Cloud services are now being added under the mandate to provide competitive edge. This introduces risks to security and business models, the potential for vendor-lockin and other challenges. The trouble with cloud services are that unless they are specifically designed, they get used arbitrarily. Architects therefore spend time developing clear guidelines for cloud adoption and use. And they must develop them differently from the on-premise centric world. This report discusses the risks associated with the explosion of the cloud services. It proposes the use of architecture zones to manage the cloud agility and risk. Moreover, cloud is an opportunity for Enterprise Architect (EA) leaders to reinvent enterprise architecture.
Let us take a look at some of these challenges and risks:
Public cloud service providers have unstable pricing models. They regularly decrease the prices of highly visible services but also add new services that increase the costs to enterprises. Architects previously were not concerned with software licensing.
Vendor lockin versus business flexibility - EA pros have always been concerned with vendor - lockin. There are very few examples that prevent this in the cloud as compared with on-premise Standard and open-source products like Cloud Foundry and OpenStack help promise to insulate customers from lock-in but are still untested.
The trouble with cloud services is that if you bend it to your needs, you have more pain than the on-premise world. Customization is not what the cloud services provider was pushing and if you do decide to go with it, the CSP was probably not a truly offering cloud services to begin with.
Security and confidentiality concerns - even though major applications and services are building on public cloud, architects are rarely involved from the start to determine the security policies, procedures and controls.
If you design your own private cloud, guidelines for security may have to be explained even more.
The right approach for the EA depends on the CSP business models.
Hosting companies that focus on infrastructure as a service and hybrid is one such model. Most CSPs make their money by renting infrastructure capacity. They often invest more in capital equipment, infrastructure administration, and software management. For example RackSpace differentiated itself early on as an IaaS provider.
Integrators that focus on delivering the solution and not the means is another such model. This is typically the consulting company at the core. They have strongest background in managing, customizing, and integrating commercial off-the-shelf COTS software. The Accenture duck-creek suite, supported on Microsoft Azure is a good example.
Software companies that put their solution front and center. Independent software vendors (ISV) led cloud services providers have their own applications, middleware, tools or other code. Their model centers on licensing and renting of this IP and the expansion of their software portfolios.
Pure cloud CSPs that focus on subscription growth is another such model. They shift the focus to low entry points and pay-per-use business models, but long term customer commitments are driving these vendors. Leading SaaS vendors are massively multi-tenant.

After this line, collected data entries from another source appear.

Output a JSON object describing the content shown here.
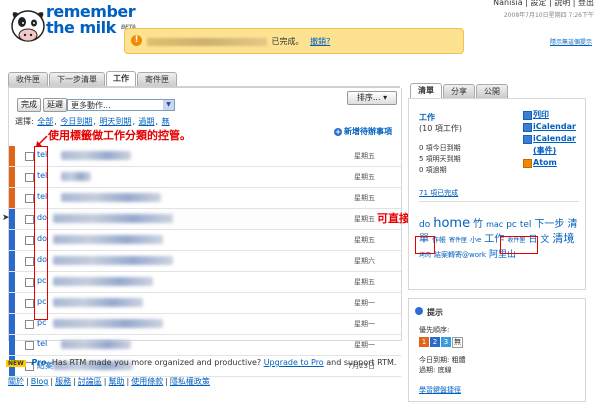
{
  "header": {
    "logo_line1": "remember",
    "logo_line2": "the milk",
    "logo_beta": "BETA",
    "toplinks": "Nanisia | 設定 | 說明 | 登出",
    "datetime": "2008年7月10日星期四 7:26下午"
  },
  "notice": {
    "icon": "!",
    "text": "已完成。",
    "undo": "撤銷?",
    "hide_tips": "隱示無這個提示"
  },
  "tabs": [
    "收件匣",
    "下一步清單",
    "工作",
    "寄件匣"
  ],
  "toolbar": {
    "complete": "完成",
    "postpone": "延遲",
    "more_actions": "更多動作...",
    "sort": "排序...",
    "select_label": "選擇:",
    "select_all": "全部",
    "select_today": "今日到期",
    "select_tomorrow": "明天到期",
    "select_overdue": "過期",
    "select_none": "無",
    "add_task": "新增待辦事項"
  },
  "tasks": [
    {
      "tag": "tel",
      "due": "星期五",
      "prio_color": "#e0651b",
      "blur_w": 70
    },
    {
      "tag": "tel",
      "due": "星期五",
      "prio_color": "#e0651b",
      "blur_w": 30
    },
    {
      "tag": "tel",
      "due": "星期五",
      "prio_color": "#e0651b",
      "blur_w": 100
    },
    {
      "tag": "do",
      "due": "星期五",
      "prio_color": "#2c6ac9",
      "blur_w": 120,
      "selected": true
    },
    {
      "tag": "do",
      "due": "星期五",
      "prio_color": "#2c6ac9",
      "blur_w": 110
    },
    {
      "tag": "do",
      "due": "星期六",
      "prio_color": "#2c6ac9",
      "blur_w": 120
    },
    {
      "tag": "pc",
      "due": "星期五",
      "prio_color": "#2c6ac9",
      "blur_w": 100
    },
    {
      "tag": "pc",
      "due": "星期一",
      "prio_color": "#2c6ac9",
      "blur_w": 90
    },
    {
      "tag": "pc",
      "due": "星期一",
      "prio_color": "#2c6ac9",
      "blur_w": 110
    },
    {
      "tag": "tel",
      "due": "星期一",
      "prio_color": "#2c6ac9",
      "blur_w": 70
    },
    {
      "tag": "結案",
      "due": "7月23日",
      "prio_color": "#2c6ac9",
      "blur_w": 80
    }
  ],
  "annotations": {
    "left": "使用標籤做工作分類的控管。",
    "right": "可直接點選查看該分類的工作項目"
  },
  "promo": {
    "new_badge": "NEW",
    "pro_badge": "Pro",
    "text": "Has RTM made you more organized and productive?",
    "link": "Upgrade to Pro",
    "suffix": "and support RTM."
  },
  "footer": [
    "關於",
    "Blog",
    "服務",
    "討論區",
    "幫助",
    "使用條款",
    "隱私權政策"
  ],
  "right_tabs": [
    "清單",
    "分享",
    "公開"
  ],
  "list_panel": {
    "title": "工作",
    "count": "(10 項工作)",
    "stat_today": "0 項今日到期",
    "stat_tomorrow": "5 項明天到期",
    "stat_overdue": "0 項過期",
    "completed": "71 項已完成",
    "export": [
      "列印",
      "iCalendar",
      "iCalendar (事件)",
      "Atom"
    ]
  },
  "tag_cloud": [
    {
      "t": "do",
      "s": 9
    },
    {
      "t": "home",
      "s": 13
    },
    {
      "t": "竹",
      "s": 10
    },
    {
      "t": "mac",
      "s": 8
    },
    {
      "t": "pc",
      "s": 9
    },
    {
      "t": "tel",
      "s": 9
    },
    {
      "t": "下一步",
      "s": 10
    },
    {
      "t": "清單",
      "s": 10
    },
    {
      "t": "作帳",
      "s": 7
    },
    {
      "t": "寄件匣",
      "s": 6
    },
    {
      "t": "小e",
      "s": 7
    },
    {
      "t": "工作",
      "s": 10
    },
    {
      "t": "收件匣",
      "s": 6
    },
    {
      "t": "日",
      "s": 9
    },
    {
      "t": "文",
      "s": 9
    },
    {
      "t": "清境",
      "s": 11
    },
    {
      "t": "烤肉",
      "s": 6
    },
    {
      "t": "結案轉寄@work",
      "s": 7
    },
    {
      "t": "阿里山",
      "s": 9
    }
  ],
  "tips": {
    "title": "提示",
    "priority_label": "優先順序:",
    "priorities": [
      "1",
      "2",
      "3",
      "無"
    ],
    "today_due": "今日到期: 粗體",
    "overdue": "過期: 底線",
    "more": "學習鍵盤捷徑"
  },
  "colors": {
    "prio1": "#e0651b",
    "prio2": "#2c6ac9",
    "prio3": "#3a9be0",
    "prio_none": "#444444",
    "link": "#0060bf",
    "annotation": "#e60000"
  }
}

This paper proposes the use of architecture zones. A simple template with well defined zones can help EA professionals to provide business related guidance.
The core business zone maintains the on-premise status quo - they provide the administrative backbone of the organization. This is considered the systems of record.
The intermediate zone is where change is less dynamic. Systems of automation and systems of design are appropriate for an intermediate zone. This is considered the systems of automation.
The business agility zone is where the change is the norm. Innovative new capabilities using cloud technologies enters this agility zone. This is considered the system of insight.